Acute appendicitis, not horrible but bad enough and very painful. Ambulance is called. I text my son: “I am coming.” Wondering, is this necessary? He will be fine, doesn’t need me (the worst words a mom can think to herself about a child).

“OK,” comes the response. I am now at a park chatting with a friend about all this. Still shaking because I am not there, she looks very concerned, reinforces my thought that he’ll do fine without my being there, being considerate of the fact that I just moved to a new place, am still unsettled.

But this is my child. Thirty-five years old, still my child.

Calling my vet, yes by some miracle they do have a spot for my Lily rescue dog, on Labor Day weekend.

Delta whisks me through the reservation, gives me a medic rate, I give them the hospital phone number for verification.

I don’t think any flights have ever been easier in my entire life, even with a connection in Atlanta.

Still, this is a very simple surgery, he doesn’t really need me.

Sister-in-law generously offers their guest room to me. Gratefully I accept hoping I am not such an inconvenience, short notice like this.

She meets me with my niece at the airport. At the hospital there is my son, post-surgery, still weak but looking well, skin is warm to the touch but not clammy. That’s all I wanted. Lay eyes and hands on my child.

I stay an hour maybe, by the generosity of my sister-in-law. I know she is tired. Besides watching my son carefully, scrutinizing doctors and medical people for me, keeping by him with his girlfriend throughout this very trying day she takes her daughter to swim practice and does the various thousand other things a mother of a pre-teen does on any given weekend. And yet she allows me as much time as I need to assure myself that despite absence of appendix my son is whole, mending.

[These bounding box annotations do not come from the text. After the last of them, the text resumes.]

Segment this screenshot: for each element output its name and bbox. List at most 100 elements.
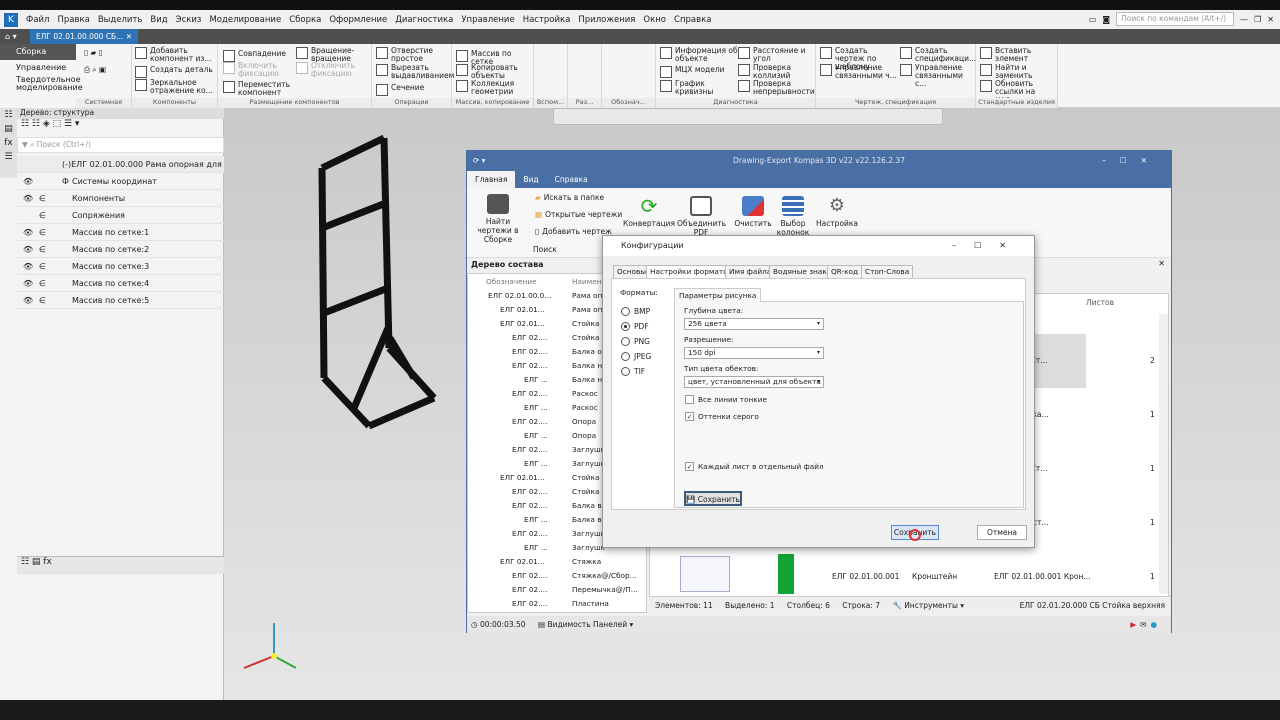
distance-angle-button[interactable]: Расстояние и угол [738,47,814,63]
left-panel-tabs[interactable]: ☷ ▤ fx ☰ [0,108,17,178]
camera-icon[interactable]: ◙ [1102,15,1110,24]
tree-node-designation[interactable]: ЕЛГ 02.01.00.0... [488,289,551,303]
command-search-input[interactable]: Поиск по командам (Alt+/) [1116,12,1235,26]
tab-help[interactable]: Справка [547,171,596,188]
subtab-image-params[interactable]: Параметры рисунка [674,288,762,302]
tree-node-designation[interactable]: ЕЛГ 02.... [512,359,547,373]
cancel-button[interactable]: Отмена [977,525,1027,540]
system-icons[interactable]: ▯ ▰ ▯ [84,49,103,57]
social-icons[interactable]: ▶✉● [1130,616,1161,633]
find-drawings-button[interactable]: Найти чертежи в Сборке [470,192,526,244]
color-type-select[interactable]: цвет, установленный для объекта [684,376,824,388]
menu-select[interactable]: Выделить [94,15,147,25]
panels-visibility-dropdown[interactable]: ▤ Видимость Панелей ▾ [538,620,633,629]
tab-view[interactable]: Вид [515,171,546,188]
manage-specs-button[interactable]: Управление связанными с... [900,64,976,88]
layout-icon[interactable]: ▭ [1089,15,1097,24]
geometry-collection-button[interactable]: Коллекция геометрии [456,80,526,96]
view-toolbar[interactable] [553,108,943,125]
tab-watermarks[interactable]: Водяные знаки [769,265,836,279]
cut-extrude-button[interactable]: Вырезать выдавливанием [376,64,454,80]
tree-search-input[interactable]: ▼ ⌕ Поиск (Ctrl+/) [17,137,224,153]
columns-button[interactable]: Выбор колонок [773,194,813,237]
tree-node-designation[interactable]: ЕЛГ 02.... [512,345,547,359]
tree-toolbar[interactable]: ☷ ☷ ◈ ⬚ ☰ ▾ [17,119,224,137]
curvature-button[interactable]: График кривизны [660,80,720,96]
mode-assembly[interactable]: Сборка [0,44,76,60]
tree-node-designation[interactable]: ЕЛГ 02.... [512,485,547,499]
close-panel-icon[interactable]: ✕ [1158,259,1165,268]
mode-manage[interactable]: Управление [0,60,76,76]
open-drawings-button[interactable]: ▦ Открытые чертежи [535,211,622,219]
tree-node-designation[interactable]: ЕЛГ 02.... [512,569,547,583]
settings-button[interactable]: ⚙ Настройка [815,194,859,229]
create-spec-button[interactable]: Создать спецификаци... [900,47,976,63]
menu-file[interactable]: Файл [22,15,53,25]
tab-filename[interactable]: Имя файла [725,265,776,279]
tree-node-designation[interactable]: ЕЛГ 02.01... [500,317,545,331]
tree-node-designation[interactable]: ЕЛГ ... [524,457,548,471]
menu-sketch[interactable]: Эскиз [172,15,206,25]
move-component-button[interactable]: Переместить компонент [223,81,293,97]
variables-toolbar[interactable]: ☷ ▤ fx [17,556,224,574]
menu-view[interactable]: Вид [146,15,171,25]
tab-qr[interactable]: QR-код [827,265,863,279]
minimize-button[interactable]: — [1240,15,1248,24]
tab-format-settings[interactable]: Настройки форматов [646,265,736,279]
add-drawing-button[interactable]: ▯ Добавить чертеж [535,228,612,236]
color-depth-select[interactable]: 256 цвета [684,318,824,330]
window-controls[interactable]: –☐✕ [1102,151,1161,171]
enable-fix-button[interactable]: Включить фиксацию [223,62,283,78]
tree-node-designation[interactable]: ЕЛГ 02.... [512,499,547,513]
grid-scrollbar[interactable] [1159,314,1168,594]
restore-button[interactable]: ❐ [1254,15,1261,24]
section-button[interactable]: Сечение [376,84,424,96]
tree-node-designation[interactable]: ЕЛГ ... [524,513,548,527]
tree-node-designation[interactable]: ЕЛГ 02.01... [500,471,545,485]
object-info-button[interactable]: Информация об объекте [660,47,738,63]
menu-design[interactable]: Оформление [325,15,391,25]
menu-edit[interactable]: Правка [53,15,93,25]
search-folder-button[interactable]: ▰ Искать в папке [535,194,604,202]
clear-button[interactable]: Очистить [729,194,777,228]
tree-node-designation[interactable]: ЕЛГ 02.... [512,443,547,457]
insert-element-button[interactable]: Вставить элемент [980,47,1052,63]
save-settings-button[interactable]: 💾 Сохранить [684,491,742,506]
menu-help[interactable]: Справка [670,15,715,25]
tree-item[interactable]: 👁 ∈ Массив по сетке:2 [17,241,224,258]
radio-tif[interactable]: TIF [621,367,645,376]
collision-check-button[interactable]: Проверка коллизий [738,64,798,80]
create-part-button[interactable]: Создать деталь [135,66,213,78]
menu-manage[interactable]: Управление [457,15,518,25]
tree-item[interactable]: ∈ Сопряжения [17,207,224,224]
disable-fix-button[interactable]: Отключить фиксацию [296,62,358,78]
tab-stopwords[interactable]: Стоп-Слова [861,265,914,279]
hole-button[interactable]: Отверстие простое [376,47,448,63]
tree-item[interactable]: 👁 Системы координат [17,173,224,190]
tree-item[interactable]: 👁 ∈ Массив по сетке:1 [17,224,224,241]
manage-drawings-button[interactable]: Управление связанными ч... [820,64,898,80]
home-icon[interactable]: ⌂ ▾ [5,32,17,41]
radio-jpeg[interactable]: JPEG [621,352,651,361]
convert-button[interactable]: ⟳ Конвертация [623,194,675,228]
radio-png[interactable]: PNG [621,337,650,346]
tree-item[interactable]: 👁 ∈ Массив по сетке:5 [17,292,224,309]
tree-node-designation[interactable]: ЕЛГ 02.... [512,387,547,401]
menu-modeling[interactable]: Моделирование [205,15,285,25]
continuity-check-button[interactable]: Проверка непрерывности [738,80,815,96]
radio-pdf[interactable]: PDF [621,322,649,331]
find-replace-button[interactable]: Найти и заменить [980,64,1052,80]
merge-pdf-button[interactable]: Объединить PDF [677,194,726,237]
separate-files-checkbox[interactable]: ✓ Каждый лист в отдельный файл [685,462,824,471]
tree-item[interactable]: 👁 ∈ Компоненты [17,190,224,207]
tree-node-designation[interactable]: ЕЛГ 02.... [512,583,547,597]
tree-node-designation[interactable]: ЕЛГ 02.01... [500,303,545,317]
mass-props-button[interactable]: МЦХ модели [660,66,725,78]
grayscale-checkbox[interactable]: ✓ Оттенки серого [685,412,759,421]
tree-node-designation[interactable]: ЕЛГ 02.01... [500,555,545,569]
print-icons[interactable]: ⎙ ⌕ ▣ [84,66,106,74]
tree-node-designation[interactable]: ЕЛГ ... [524,429,548,443]
dialog-window-controls[interactable]: –☐✕ [952,236,1024,256]
menu-settings[interactable]: Настройка [519,15,575,25]
tree-root[interactable]: (-)ЕЛГ 02.01.00.000 Рама опорная для Ф [17,156,224,186]
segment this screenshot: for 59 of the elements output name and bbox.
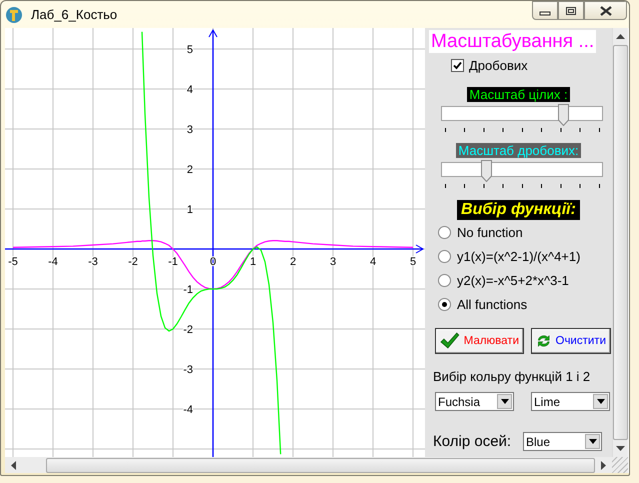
scroll-right-icon [601,460,606,470]
x-tick-label: -5 [8,256,18,268]
function-choice-title: Вибір функції: [457,200,580,220]
x-tick-label: 3 [330,256,336,268]
app-icon [5,6,23,24]
scaling-title: Масштабування ... [429,30,596,53]
y-tick-label: 1 [186,204,193,216]
minimize-button[interactable] [532,1,558,20]
function-radio[interactable]: y2(x)=-x^5+2*x^3-1 [438,271,580,289]
y-tick-label: 5 [186,44,193,56]
y-tick-label: 2 [186,164,193,176]
y-tick-label: -1 [183,284,193,296]
color-dropdown[interactable]: Lime [531,392,610,411]
axis-color-label: Колір осей: [433,433,512,450]
slider-label: Масштаб дробових: [456,143,581,158]
restore-icon [565,6,577,16]
slider-thumb[interactable] [558,104,568,126]
scroll-down-icon [616,446,625,451]
checkbox-label: Дробових [469,58,528,72]
x-tick-label: -2 [128,256,138,268]
scroll-thumb[interactable] [46,458,595,472]
x-tick-label: 4 [370,256,376,268]
refresh-icon [536,332,552,350]
dropdown-arrow-icon [500,399,508,404]
axis-color-dropdown[interactable]: Blue [523,432,602,451]
size-grip[interactable] [612,457,628,473]
scroll-up-icon [616,34,625,39]
horizontal-scrollbar[interactable] [5,457,612,473]
y-tick-label: 3 [186,124,193,136]
slider-thumb[interactable] [481,160,492,182]
x-tick-label: -4 [48,256,58,268]
y-tick-label: -2 [183,324,193,336]
dropdown-arrow-icon [596,399,604,404]
slider-label: Масштаб цілих : [467,87,570,102]
draw-button[interactable]: Малювати [435,328,524,354]
slider-track[interactable] [441,160,603,182]
slider-track[interactable] [441,104,603,126]
maximize-button[interactable] [558,1,584,20]
window-title: Лаб_6_Костьо [31,7,118,22]
x-tick-label: 5 [410,256,416,268]
close-button[interactable] [584,1,627,20]
dropdown-arrow-icon [588,439,596,444]
x-tick-label: -1 [168,256,178,268]
y-tick-label: -3 [183,364,193,376]
checkmark-icon [440,332,460,350]
close-icon [598,6,612,16]
y-tick-label: -4 [183,404,193,416]
checkbox[interactable] [451,58,464,72]
function-radio[interactable]: y1(x)=(x^2-1)/(x^4+1) [438,247,580,265]
y-tick-label: 4 [186,84,193,96]
x-tick-label: 2 [290,256,296,268]
color-dropdown[interactable]: Fuchsia [435,392,514,411]
x-tick-label: 1 [250,256,256,268]
scroll-left-icon [11,460,16,470]
clear-button[interactable]: Очистити [531,328,611,354]
color-choice-label: Вибір кольру функцій 1 і 2 [433,369,590,384]
x-tick-label: -3 [88,256,98,268]
function-radio[interactable]: No function [438,223,580,241]
function-radio[interactable]: All functions [438,295,580,313]
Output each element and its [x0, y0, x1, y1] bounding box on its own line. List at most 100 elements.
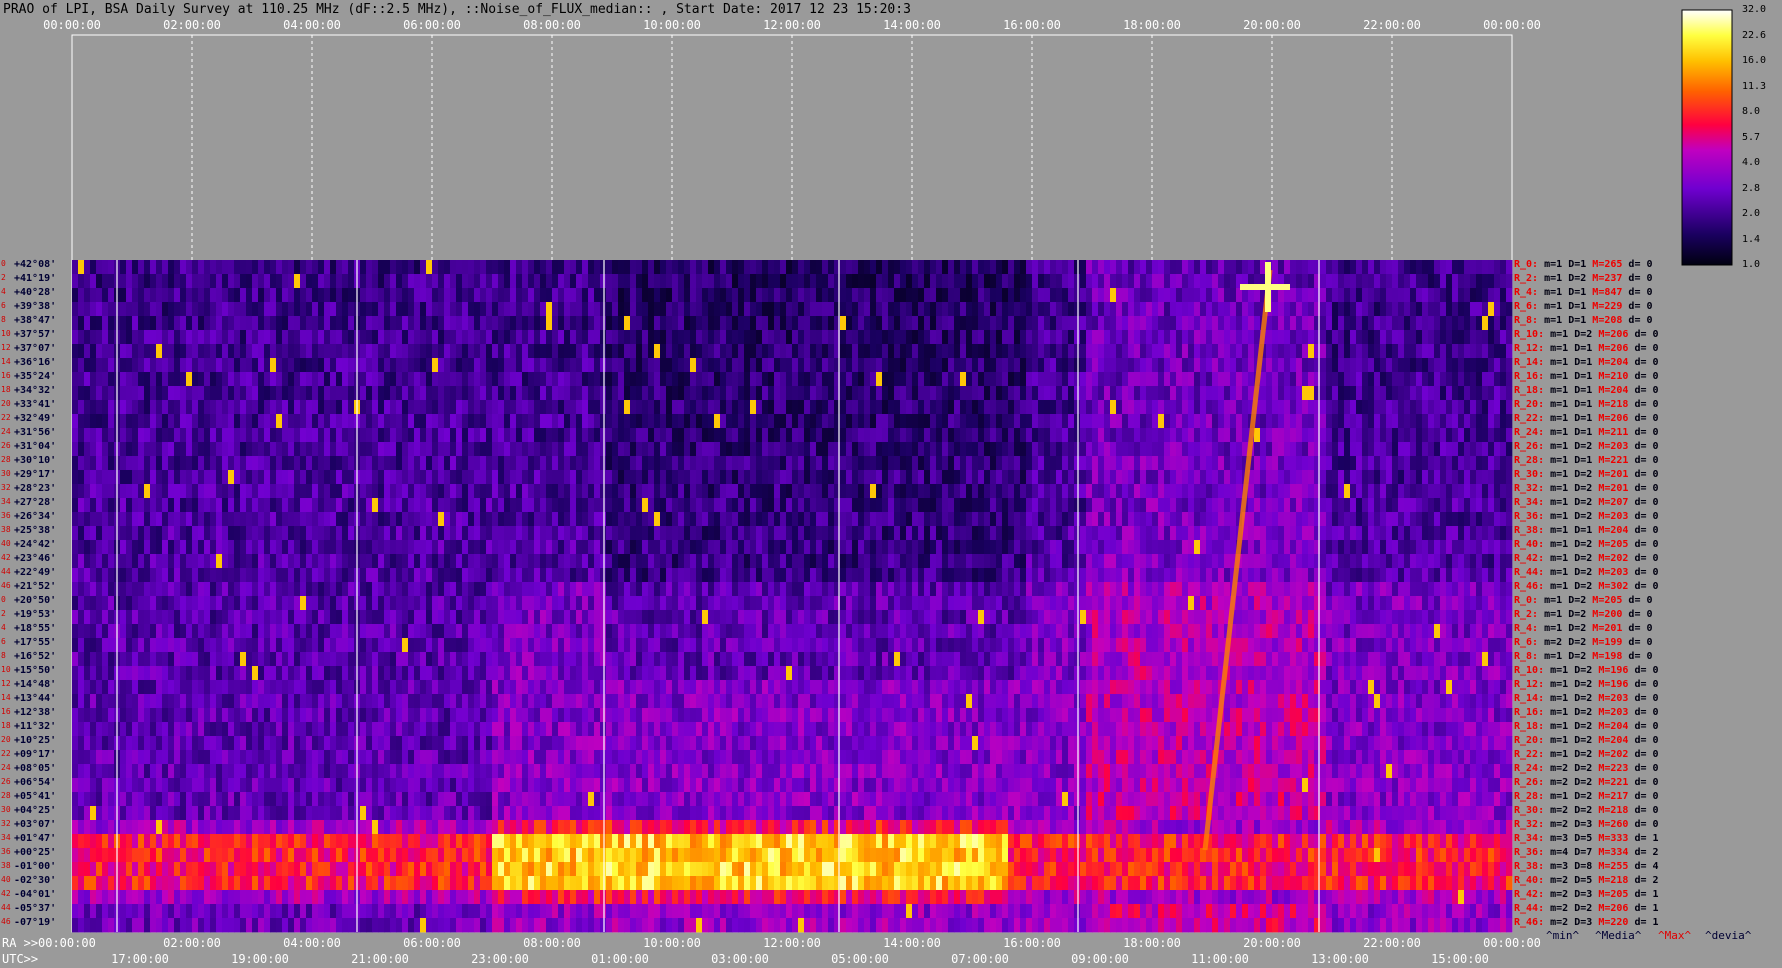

Unexpected. The hospital gives Bill their blessing and his walking papers on Sunday mid-day. His girlfriend whisks him away. My sister-in-law and I go to visit him that afternoon while his girlfriend goes out to pick up the meds the hospital prescribed for post-op/recovery and a few groceries. He is moving slowly, still reeling a bit, coming back from the suddenness of it all.

His girlfriend returns, we exit.

Unplanned. Unbidden. Unwanted. Unavoidable. Blessings come in all sorts of disguises.

Thank You God for taking such good care of my son, of me, of my brother, sister-in-law and niece.